The normal path for a fledgling airline pilot is to build his/her hours—traditionally as a CFI for pitifully low pay—and get a job with a regional carrier. That new first officer had an average starting pay in the mid-$20/hour range just a few years ago, before the hype of the pilot shortage. Second-year pay jumped nicely, sometimes as much as 50%, but then it stagnated at a few percent a year. A fifth-year first officer might have been making into $40-some/hour.
Now, before you think that $40/hour is pretty good—which it is if you get paid for 40 hours a week—understand that flight crew get paid only for flight hours. So, if a hard-working first officer managed to log 900 hours a year (a lot for junior reserve pilots), that’s a mere mid-$30K/year or less. Makes sense that fewer and fewer pilots are willing to make that kind of sacrifice, eh?
Careful observers might note that with the growing shortage, a new first officer can often upgrade to captain within a few years. Okay, that is true with most of the regional carriers. A ten-year veteran captain of a regional carrier might be paid into the upper-$70/hour range. At that same hard-working 900 hours per year, yes, that’s approaching something a person could live on. But, compare that with other professions having a similar educational demand and apprenticeship duration and, well, regional-airline pilots aren’t paid much.
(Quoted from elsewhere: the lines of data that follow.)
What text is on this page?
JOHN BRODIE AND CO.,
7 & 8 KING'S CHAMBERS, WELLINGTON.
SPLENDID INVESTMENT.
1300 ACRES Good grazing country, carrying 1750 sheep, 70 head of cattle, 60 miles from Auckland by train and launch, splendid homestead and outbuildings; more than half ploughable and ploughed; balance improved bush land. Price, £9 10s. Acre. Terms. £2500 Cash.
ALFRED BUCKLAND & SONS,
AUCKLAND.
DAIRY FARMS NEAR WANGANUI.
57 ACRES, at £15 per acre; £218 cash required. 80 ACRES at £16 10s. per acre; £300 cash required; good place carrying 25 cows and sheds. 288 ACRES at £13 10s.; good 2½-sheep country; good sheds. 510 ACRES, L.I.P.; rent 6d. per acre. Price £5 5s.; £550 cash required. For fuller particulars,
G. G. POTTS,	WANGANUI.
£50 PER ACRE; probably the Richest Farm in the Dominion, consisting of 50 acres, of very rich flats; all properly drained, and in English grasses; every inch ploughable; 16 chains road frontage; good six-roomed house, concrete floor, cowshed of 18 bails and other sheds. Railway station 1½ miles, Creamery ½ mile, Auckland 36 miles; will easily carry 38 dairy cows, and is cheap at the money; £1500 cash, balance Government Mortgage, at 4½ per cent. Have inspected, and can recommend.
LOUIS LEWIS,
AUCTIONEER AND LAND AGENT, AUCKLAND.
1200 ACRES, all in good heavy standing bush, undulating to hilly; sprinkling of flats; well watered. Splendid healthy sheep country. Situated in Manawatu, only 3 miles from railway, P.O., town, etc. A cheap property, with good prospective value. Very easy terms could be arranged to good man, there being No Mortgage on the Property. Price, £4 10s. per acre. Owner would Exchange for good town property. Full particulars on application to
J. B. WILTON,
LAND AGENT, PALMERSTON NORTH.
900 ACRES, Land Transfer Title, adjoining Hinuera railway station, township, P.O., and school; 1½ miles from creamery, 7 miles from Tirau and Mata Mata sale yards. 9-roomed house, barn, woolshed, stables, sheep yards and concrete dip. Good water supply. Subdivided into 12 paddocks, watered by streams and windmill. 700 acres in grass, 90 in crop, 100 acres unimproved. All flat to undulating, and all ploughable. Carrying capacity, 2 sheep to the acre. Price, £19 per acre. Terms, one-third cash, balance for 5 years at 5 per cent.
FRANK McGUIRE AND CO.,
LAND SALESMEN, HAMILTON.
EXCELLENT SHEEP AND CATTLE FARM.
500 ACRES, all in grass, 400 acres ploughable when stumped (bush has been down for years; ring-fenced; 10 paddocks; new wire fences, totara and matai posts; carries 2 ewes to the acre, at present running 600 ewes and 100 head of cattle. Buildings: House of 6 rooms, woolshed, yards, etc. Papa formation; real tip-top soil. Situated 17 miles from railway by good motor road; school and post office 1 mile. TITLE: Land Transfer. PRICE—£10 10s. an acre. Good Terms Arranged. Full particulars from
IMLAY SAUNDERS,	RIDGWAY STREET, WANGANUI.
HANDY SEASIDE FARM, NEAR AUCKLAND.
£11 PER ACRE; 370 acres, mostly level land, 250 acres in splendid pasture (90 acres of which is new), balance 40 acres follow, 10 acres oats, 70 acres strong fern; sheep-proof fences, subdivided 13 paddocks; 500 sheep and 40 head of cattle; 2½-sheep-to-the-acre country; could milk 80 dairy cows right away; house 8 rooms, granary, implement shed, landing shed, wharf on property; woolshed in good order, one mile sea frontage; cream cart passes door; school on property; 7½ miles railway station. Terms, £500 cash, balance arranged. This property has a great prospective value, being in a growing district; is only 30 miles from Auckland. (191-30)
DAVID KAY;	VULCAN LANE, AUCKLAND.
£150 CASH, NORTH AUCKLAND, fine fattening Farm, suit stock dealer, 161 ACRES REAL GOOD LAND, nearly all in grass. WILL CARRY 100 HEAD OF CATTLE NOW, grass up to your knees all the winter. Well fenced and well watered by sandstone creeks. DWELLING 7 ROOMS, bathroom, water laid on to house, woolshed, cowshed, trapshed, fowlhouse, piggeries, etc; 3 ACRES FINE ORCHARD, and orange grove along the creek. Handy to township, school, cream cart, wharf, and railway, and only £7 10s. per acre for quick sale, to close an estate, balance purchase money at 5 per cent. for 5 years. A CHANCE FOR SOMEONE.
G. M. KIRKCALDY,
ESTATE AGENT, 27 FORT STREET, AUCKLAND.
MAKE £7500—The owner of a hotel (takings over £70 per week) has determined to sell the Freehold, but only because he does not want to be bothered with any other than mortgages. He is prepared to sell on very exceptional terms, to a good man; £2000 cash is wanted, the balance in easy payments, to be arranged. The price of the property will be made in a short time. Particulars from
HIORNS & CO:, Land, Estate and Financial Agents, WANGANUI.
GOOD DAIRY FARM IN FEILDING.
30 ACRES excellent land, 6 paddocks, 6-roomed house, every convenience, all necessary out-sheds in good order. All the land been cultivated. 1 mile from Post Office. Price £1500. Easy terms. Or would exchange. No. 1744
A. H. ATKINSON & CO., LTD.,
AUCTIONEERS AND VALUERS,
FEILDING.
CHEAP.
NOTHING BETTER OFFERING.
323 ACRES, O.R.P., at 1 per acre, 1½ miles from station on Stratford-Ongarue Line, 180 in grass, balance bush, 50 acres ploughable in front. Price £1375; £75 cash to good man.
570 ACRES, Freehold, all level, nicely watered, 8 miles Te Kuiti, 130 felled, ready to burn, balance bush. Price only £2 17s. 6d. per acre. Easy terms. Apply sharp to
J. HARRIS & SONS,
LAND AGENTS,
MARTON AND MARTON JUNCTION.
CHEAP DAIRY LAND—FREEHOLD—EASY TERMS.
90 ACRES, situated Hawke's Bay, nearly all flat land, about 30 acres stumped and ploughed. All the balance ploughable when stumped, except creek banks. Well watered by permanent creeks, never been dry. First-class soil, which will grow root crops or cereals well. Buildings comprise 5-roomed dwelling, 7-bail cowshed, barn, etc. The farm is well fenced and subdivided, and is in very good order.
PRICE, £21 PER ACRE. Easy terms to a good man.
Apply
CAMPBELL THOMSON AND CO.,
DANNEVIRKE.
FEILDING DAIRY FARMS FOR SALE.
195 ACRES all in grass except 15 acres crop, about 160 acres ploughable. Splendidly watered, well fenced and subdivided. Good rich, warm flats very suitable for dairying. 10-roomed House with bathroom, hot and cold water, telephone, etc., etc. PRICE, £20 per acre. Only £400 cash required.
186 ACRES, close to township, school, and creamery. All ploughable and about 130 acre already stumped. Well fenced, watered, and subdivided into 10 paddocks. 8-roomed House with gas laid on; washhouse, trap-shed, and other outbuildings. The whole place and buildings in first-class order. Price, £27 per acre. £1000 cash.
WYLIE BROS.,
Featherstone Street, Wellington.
What about the majors? Clearly, it’s a lot better there. That’s why most regional pilots are doing everything in their power to get to a major. But, again, the entrance requirements (education, experience building, etc.) versus pay don’t square well with nearly any other professional endeavor save perhaps teachers in public education.
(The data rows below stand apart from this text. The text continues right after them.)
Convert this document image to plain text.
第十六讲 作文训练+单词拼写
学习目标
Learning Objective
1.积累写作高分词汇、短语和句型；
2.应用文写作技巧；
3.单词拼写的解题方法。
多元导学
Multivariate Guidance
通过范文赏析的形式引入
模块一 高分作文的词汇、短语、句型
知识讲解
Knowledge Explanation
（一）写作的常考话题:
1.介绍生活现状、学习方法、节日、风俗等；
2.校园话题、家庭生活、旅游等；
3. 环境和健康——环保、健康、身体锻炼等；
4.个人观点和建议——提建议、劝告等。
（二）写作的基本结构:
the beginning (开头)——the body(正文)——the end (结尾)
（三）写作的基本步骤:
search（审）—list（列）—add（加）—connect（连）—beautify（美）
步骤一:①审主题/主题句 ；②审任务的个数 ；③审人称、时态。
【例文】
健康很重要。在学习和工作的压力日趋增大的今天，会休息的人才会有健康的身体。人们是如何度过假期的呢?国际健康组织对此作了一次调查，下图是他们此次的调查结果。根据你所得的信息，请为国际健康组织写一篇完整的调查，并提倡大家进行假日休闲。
We’ve all heard the stories of the senior captains at the biggest airlines bringing in $200-400K per year. It’s true. However, for every one of those pilots making north of, say, $250K/year, there are dozens making under $75K/year. The ones who’ve truly made it as airline pilots are fewer and further between. It’s certainly not the norm.
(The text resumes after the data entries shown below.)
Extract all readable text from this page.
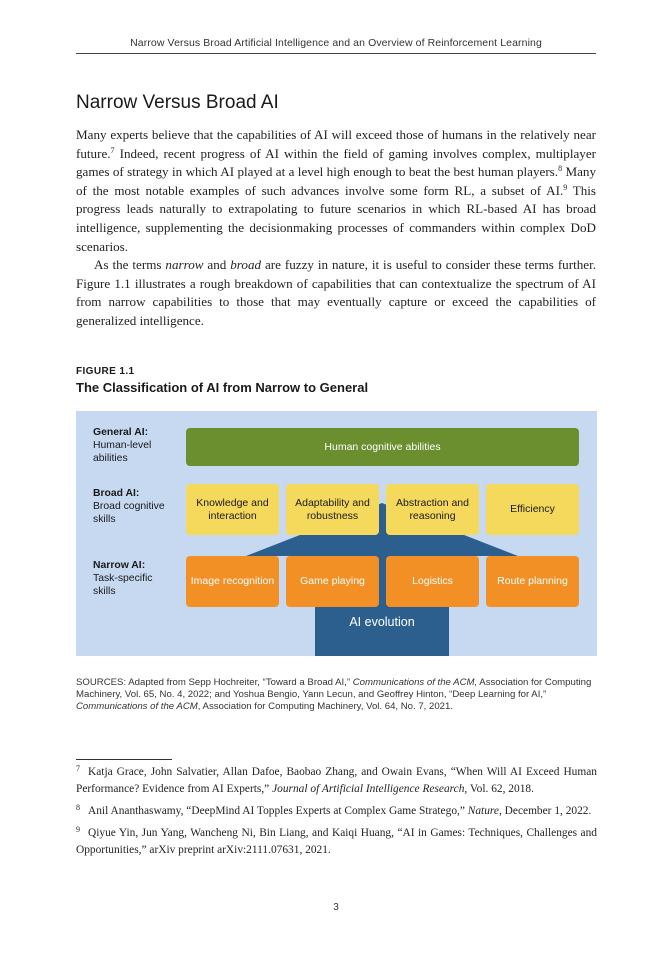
Narrow Versus Broad Artificial Intelligence and an Overview of Reinforcement Learning
Narrow Versus Broad AI

Many experts believe that the capabilities of AI will exceed those of humans in the relatively near future.$^7$ Indeed, recent progress of AI within the field of gaming involves complex, multiplayer games of strategy in which AI played at a level high enough to beat the best human players.$^8$ Many of the most notable examples of such advances involve some form RL, a subset of AI.$^9$ This progress leads naturally to extrapolating to future scenarios in which RL-based AI has broad intelligence, supplementing the decisionmaking processes of commanders within complex DoD scenarios.

As the terms narrow and broad are fuzzy in nature, it is useful to consider these terms further. Figure 1.1 illustrates a rough breakdown of capabilities that can contextualize the spectrum of AI from narrow capabilities to those that may eventually capture or exceed the capabilities of generalized intelligence.

FIGURE 1.1
The Classification of AI from Narrow to General
General AI:
Human-level abilities
Broad AI:
Broad cognitive skills
Narrow AI:
Task-specific skills
Human cognitive abilities
Knowledge and interaction
Adaptability and robustness
Abstraction and reasoning
Efficiency
Image recognition	Game playing	Logistics	Route planning
AI evolution
SOURCES: Adapted from Sepp Hochreiter, “Toward a Broad AI,” Communications of the ACM, Association for Computing Machinery, Vol. 65, No. 4, 2022; and Yoshua Bengio, Yann Lecun, and Geoffrey Hinton, “Deep Learning for AI,” Communications of the ACM, Association for Computing Machinery, Vol. 64, No. 7, 2021.

$^7$ Katja Grace, John Salvatier, Allan Dafoe, Baobao Zhang, and Owain Evans, “When Will AI Exceed Human Performance? Evidence from AI Experts,” Journal of Artificial Intelligence Research, Vol. 62, 2018.

$^8$ Anil Ananthaswamy, “DeepMind AI Topples Experts at Complex Game Stratego,” Nature, December 1, 2022.

$^9$ Qiyue Yin, Jun Yang, Wancheng Ni, Bin Liang, and Kaiqi Huang, “AI in Games: Techniques, Challenges and Opportunities,” arXiv preprint arXiv:2111.07631, 2021.

3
The airlines, of course, all complain that with the relentless downward pressure on ticket prices—another topic indeed—they just can’t afford to pay their people well. Really? Quick, who’s the low-price leader? If you said Southwest you’d be mostly right. While they might not have the lowest fare for every given market, the market perception is appropriately that they’re lowest or among the lowest overall.
Yet, Southwest pilots are among the highest paid in the industry. You might ask how the quintessential low-cost airline can pay its pilots at the top of the industry, while the “full service” carriers (Are there any of those anymore?) can’t? Could it have anything to do with how the airline is run by management?